Exploratory Data Analysis

“Far better an approximate answer to the right question, which is often vague, than an exact answer to the wrong question, which can always be made precise.”

— John Tukey

Guiding Questions

  • What does this data have to tell me about the topic?

  • Is the data reliable?

  • Is the data complete?

  • How are the variables distributed?

  • How are the variables related?

Question Generation

  • Does the structure of the data match your expectations?

  • Did the data read in correctly?

  • How does the data fit in context?

  • Do the observations make sense?

    • scale
    • missingness
    • relationships with other variables

Numerical EDA

  • Basic summary statistics

  • Made easier with tools like skimr and skimpy that tabulate summaries and sparkline charts

library(skimr)
skim(new_data)

Numerical EDA

Data summary
Name new_data
Number of rows 2142
Number of columns 3
_______________________
Column type frequency:
character 1
numeric 2
________________________
Group variables None

Numerical EDA

var n_missing complete_rate
group 0 1
var min max empty n_unique whitespace
group 1 1 0 13 0

Numerical EDA

var n_missing complete_rate mean sd
V1 150 0.9299720 54.24875 16.73711
V2 146 0.9318394 47.87741 26.94546
var p0 p25 p50 p75 p100 hist
V1 15.5607495 40.89041 52.52804 67.32513 98.28812 ▂▆▇▆▁
V2 0.0151193 22.19145 47.79891 71.97336 99.69468 ▇▇▇▇▆

Graphical EDA

  • Start with single variables (1D summaries)

  • Add in factor variables (Conditional 1D summaries)

  • Move to 2D summaries and pairwise scatterplots

  • For high dimensional numerical data, consider dimension reduction techniques (PCA, t-SNE, UMAP)

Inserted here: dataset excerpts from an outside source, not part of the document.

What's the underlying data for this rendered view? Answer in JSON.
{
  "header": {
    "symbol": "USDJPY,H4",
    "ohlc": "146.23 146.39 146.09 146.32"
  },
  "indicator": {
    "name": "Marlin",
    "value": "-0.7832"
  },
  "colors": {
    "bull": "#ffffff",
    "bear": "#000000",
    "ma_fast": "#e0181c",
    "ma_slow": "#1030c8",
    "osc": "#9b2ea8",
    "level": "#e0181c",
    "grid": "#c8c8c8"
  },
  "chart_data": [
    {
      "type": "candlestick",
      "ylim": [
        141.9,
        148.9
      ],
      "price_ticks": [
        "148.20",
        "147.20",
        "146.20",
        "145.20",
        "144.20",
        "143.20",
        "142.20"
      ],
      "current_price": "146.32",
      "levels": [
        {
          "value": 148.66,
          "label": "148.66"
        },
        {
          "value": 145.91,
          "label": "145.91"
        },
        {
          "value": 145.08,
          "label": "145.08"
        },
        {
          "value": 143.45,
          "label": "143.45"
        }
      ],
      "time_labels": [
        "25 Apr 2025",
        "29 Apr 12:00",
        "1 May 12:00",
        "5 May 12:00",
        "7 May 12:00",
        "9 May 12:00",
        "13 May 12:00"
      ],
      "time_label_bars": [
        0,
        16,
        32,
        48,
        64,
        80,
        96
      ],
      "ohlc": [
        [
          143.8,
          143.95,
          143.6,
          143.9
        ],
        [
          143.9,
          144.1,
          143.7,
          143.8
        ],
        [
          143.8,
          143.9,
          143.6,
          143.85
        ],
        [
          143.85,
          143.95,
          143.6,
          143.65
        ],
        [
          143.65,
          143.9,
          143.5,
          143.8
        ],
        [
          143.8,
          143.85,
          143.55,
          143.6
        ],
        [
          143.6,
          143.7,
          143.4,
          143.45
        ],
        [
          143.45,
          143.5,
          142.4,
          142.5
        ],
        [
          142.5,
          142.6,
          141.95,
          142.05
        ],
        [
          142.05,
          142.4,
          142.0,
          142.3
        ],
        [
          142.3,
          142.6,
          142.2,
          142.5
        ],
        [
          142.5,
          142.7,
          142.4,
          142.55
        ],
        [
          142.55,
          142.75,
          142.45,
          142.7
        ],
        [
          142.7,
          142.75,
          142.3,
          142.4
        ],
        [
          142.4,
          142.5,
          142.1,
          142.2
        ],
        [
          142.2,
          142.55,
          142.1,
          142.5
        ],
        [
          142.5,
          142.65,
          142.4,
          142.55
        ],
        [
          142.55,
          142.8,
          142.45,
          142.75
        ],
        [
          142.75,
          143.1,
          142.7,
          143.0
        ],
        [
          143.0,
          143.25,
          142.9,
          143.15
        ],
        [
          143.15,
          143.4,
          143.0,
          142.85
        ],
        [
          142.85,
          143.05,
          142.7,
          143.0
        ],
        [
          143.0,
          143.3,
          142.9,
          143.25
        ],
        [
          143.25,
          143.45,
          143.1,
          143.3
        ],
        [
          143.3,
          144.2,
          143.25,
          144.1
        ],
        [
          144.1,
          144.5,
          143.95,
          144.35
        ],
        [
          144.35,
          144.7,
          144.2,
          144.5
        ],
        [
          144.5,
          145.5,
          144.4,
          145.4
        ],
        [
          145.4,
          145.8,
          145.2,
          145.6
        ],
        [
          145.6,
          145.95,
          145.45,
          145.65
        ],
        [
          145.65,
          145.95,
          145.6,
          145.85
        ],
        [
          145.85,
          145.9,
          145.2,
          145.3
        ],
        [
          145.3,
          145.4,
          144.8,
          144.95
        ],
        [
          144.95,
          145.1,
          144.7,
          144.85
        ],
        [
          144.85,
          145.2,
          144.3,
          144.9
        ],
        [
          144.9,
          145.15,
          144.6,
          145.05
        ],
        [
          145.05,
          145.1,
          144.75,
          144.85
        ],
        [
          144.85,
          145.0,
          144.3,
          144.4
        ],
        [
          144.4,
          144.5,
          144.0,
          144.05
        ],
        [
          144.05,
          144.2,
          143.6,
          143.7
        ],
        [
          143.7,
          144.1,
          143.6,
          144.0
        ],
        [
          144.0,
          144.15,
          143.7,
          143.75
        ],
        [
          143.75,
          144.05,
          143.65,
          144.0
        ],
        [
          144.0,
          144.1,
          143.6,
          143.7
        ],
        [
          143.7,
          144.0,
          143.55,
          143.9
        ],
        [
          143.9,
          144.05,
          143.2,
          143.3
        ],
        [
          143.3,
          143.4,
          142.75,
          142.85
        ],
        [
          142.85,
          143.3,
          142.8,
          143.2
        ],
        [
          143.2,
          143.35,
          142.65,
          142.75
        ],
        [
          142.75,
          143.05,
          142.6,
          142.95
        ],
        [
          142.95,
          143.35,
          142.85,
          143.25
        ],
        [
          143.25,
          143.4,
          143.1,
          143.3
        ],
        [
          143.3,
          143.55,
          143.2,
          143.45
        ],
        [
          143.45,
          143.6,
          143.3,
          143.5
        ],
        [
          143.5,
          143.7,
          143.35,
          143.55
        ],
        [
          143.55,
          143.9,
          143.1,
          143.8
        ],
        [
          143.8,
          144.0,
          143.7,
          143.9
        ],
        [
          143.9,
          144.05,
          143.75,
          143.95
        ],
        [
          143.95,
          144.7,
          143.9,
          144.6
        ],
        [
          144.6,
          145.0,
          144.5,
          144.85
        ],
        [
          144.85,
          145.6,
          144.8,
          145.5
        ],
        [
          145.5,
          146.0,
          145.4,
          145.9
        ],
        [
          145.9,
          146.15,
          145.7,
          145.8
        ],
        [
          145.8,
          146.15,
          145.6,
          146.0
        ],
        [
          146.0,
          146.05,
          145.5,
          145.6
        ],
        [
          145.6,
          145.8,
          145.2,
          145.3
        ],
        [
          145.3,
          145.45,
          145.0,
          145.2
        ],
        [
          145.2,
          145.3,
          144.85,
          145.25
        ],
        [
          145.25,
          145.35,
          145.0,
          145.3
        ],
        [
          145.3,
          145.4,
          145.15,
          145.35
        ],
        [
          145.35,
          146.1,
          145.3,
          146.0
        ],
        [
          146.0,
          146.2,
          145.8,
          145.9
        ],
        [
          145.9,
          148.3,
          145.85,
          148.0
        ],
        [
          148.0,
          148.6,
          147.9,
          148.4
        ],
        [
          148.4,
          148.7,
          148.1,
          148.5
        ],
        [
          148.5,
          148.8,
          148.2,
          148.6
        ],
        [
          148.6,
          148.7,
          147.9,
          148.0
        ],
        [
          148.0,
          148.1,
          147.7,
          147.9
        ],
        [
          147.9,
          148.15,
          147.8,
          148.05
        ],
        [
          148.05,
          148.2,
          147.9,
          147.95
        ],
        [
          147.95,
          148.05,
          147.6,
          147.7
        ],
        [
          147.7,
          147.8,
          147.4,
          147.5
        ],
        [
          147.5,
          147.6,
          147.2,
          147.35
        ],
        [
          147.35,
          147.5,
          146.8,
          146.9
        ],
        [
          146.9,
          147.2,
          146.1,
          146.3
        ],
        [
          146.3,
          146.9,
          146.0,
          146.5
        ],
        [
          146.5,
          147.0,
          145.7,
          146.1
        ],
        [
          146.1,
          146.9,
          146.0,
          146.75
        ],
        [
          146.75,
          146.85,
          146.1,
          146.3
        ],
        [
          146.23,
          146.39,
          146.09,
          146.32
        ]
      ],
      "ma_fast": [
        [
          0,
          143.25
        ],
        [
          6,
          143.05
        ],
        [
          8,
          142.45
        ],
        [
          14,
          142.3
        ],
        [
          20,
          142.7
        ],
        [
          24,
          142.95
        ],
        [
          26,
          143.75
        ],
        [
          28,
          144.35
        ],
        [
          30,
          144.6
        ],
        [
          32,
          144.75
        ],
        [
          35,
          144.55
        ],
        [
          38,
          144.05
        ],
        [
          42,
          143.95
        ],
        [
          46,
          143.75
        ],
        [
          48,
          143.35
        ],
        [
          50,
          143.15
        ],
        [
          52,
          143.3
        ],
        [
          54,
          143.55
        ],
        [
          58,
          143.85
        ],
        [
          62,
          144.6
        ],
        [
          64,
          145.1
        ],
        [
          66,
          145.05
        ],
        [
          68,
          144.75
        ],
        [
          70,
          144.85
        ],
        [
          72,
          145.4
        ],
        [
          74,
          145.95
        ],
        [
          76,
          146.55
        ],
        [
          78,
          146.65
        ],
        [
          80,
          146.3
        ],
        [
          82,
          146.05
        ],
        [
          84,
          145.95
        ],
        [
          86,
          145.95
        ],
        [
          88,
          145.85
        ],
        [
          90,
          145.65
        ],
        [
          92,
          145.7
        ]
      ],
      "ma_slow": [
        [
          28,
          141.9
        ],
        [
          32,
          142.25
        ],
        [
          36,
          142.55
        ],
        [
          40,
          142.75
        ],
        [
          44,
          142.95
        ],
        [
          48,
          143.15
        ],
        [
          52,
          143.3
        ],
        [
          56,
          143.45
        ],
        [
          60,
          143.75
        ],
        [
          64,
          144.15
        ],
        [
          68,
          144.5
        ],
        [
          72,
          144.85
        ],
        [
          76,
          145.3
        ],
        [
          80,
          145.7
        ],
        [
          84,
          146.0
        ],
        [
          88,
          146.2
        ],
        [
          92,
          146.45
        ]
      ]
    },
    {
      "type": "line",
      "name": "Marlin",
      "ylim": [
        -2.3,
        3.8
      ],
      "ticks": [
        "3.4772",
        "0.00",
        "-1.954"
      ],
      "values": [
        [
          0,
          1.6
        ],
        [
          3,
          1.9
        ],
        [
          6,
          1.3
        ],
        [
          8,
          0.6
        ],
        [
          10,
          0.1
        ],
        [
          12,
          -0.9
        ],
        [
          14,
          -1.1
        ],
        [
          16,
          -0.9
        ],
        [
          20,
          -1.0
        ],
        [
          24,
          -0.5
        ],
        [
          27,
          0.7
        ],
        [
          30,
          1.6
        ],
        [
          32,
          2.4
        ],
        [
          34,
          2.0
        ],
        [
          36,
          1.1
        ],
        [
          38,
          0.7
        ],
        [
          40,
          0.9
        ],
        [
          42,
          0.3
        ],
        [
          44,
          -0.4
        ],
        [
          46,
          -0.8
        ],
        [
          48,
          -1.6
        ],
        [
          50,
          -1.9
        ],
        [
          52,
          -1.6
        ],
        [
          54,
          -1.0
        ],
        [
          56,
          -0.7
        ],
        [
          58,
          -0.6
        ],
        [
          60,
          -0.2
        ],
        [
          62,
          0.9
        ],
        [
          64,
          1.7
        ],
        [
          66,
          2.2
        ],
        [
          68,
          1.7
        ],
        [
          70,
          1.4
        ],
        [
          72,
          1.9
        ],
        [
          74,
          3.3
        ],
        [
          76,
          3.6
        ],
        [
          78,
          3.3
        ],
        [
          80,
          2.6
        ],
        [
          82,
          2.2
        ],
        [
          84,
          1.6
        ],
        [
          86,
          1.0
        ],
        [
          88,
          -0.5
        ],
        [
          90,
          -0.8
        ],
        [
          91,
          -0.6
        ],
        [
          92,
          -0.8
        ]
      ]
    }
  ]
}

  • Be careful to notice/account for missing values

    • naniar and visdat R packages
    • missingno in python

Graphical EDA

library(visdat)
vis_dat(new_data) + 
  # Make color values a bit more colorblind friendly
  scale_fill_manual(values = c("#d73027", "#4575b4"), 
                    na.value = "#AAAAAA")

Graphical EDA

new_data |> 
  pivot_longer(-group, names_to = "var", values_to = "value") |>
  ggplot() + geom_boxplot(aes(x = value)) + facet_grid(var~.)

Graphical EDA

new_data |>
  pivot_longer(-group, names_to = "var", values_to = "value") |>
  ggplot() + geom_boxplot(aes(x = group, y = value)) + facet_grid(var~.)

Graphical EDA

new_data |>
  mutate(missing_val = is.na(V1) | is.na(V2)) |>
  ggplot() + geom_bar(aes(x = group, fill = missing_val))

Graphical EDA

library(naniar)
new_data |>
  ggplot(aes(x = V1, y = V2)) + 
  geom_miss_point() + 
  ggtitle(paste(
    "naniar package:",
    "Include missing vars")) + 
  theme(legend.position = 
          "bottom")

Graphical EDA

new_data |>
  ggplot(aes(x = V1, y = V2)) + geom_miss_point(size = .6) + 
  facet_wrap(~group, nrow = 2) + 
  ggtitle("naniar package: Include missing variables") + 
  theme(legend.position = c(1, 1.25), legend.justification = c(1, 1.25),
        legend.direction = "horizontal")

Your Turn

Your Turn

Note

Dataset: US County-level data, https://shorturl.at/U9KUO

About the data: https://github.com/evangambit/JsonOfCounties

Tasks

  1. Read in the data in your favorite software and pick an interesting set of variables.

  2. Generate some questions to explore using EDA skills.

  3. Use numerical and graphical summaries to answer your questions.

Your Turn

Try out a few of the following techniques:

  • Tabular summaries
  • Visualizing missing data
  • Univariate distributions
  • Conditional distributions
  • Bivariate distributions
  • Scatterplot matrices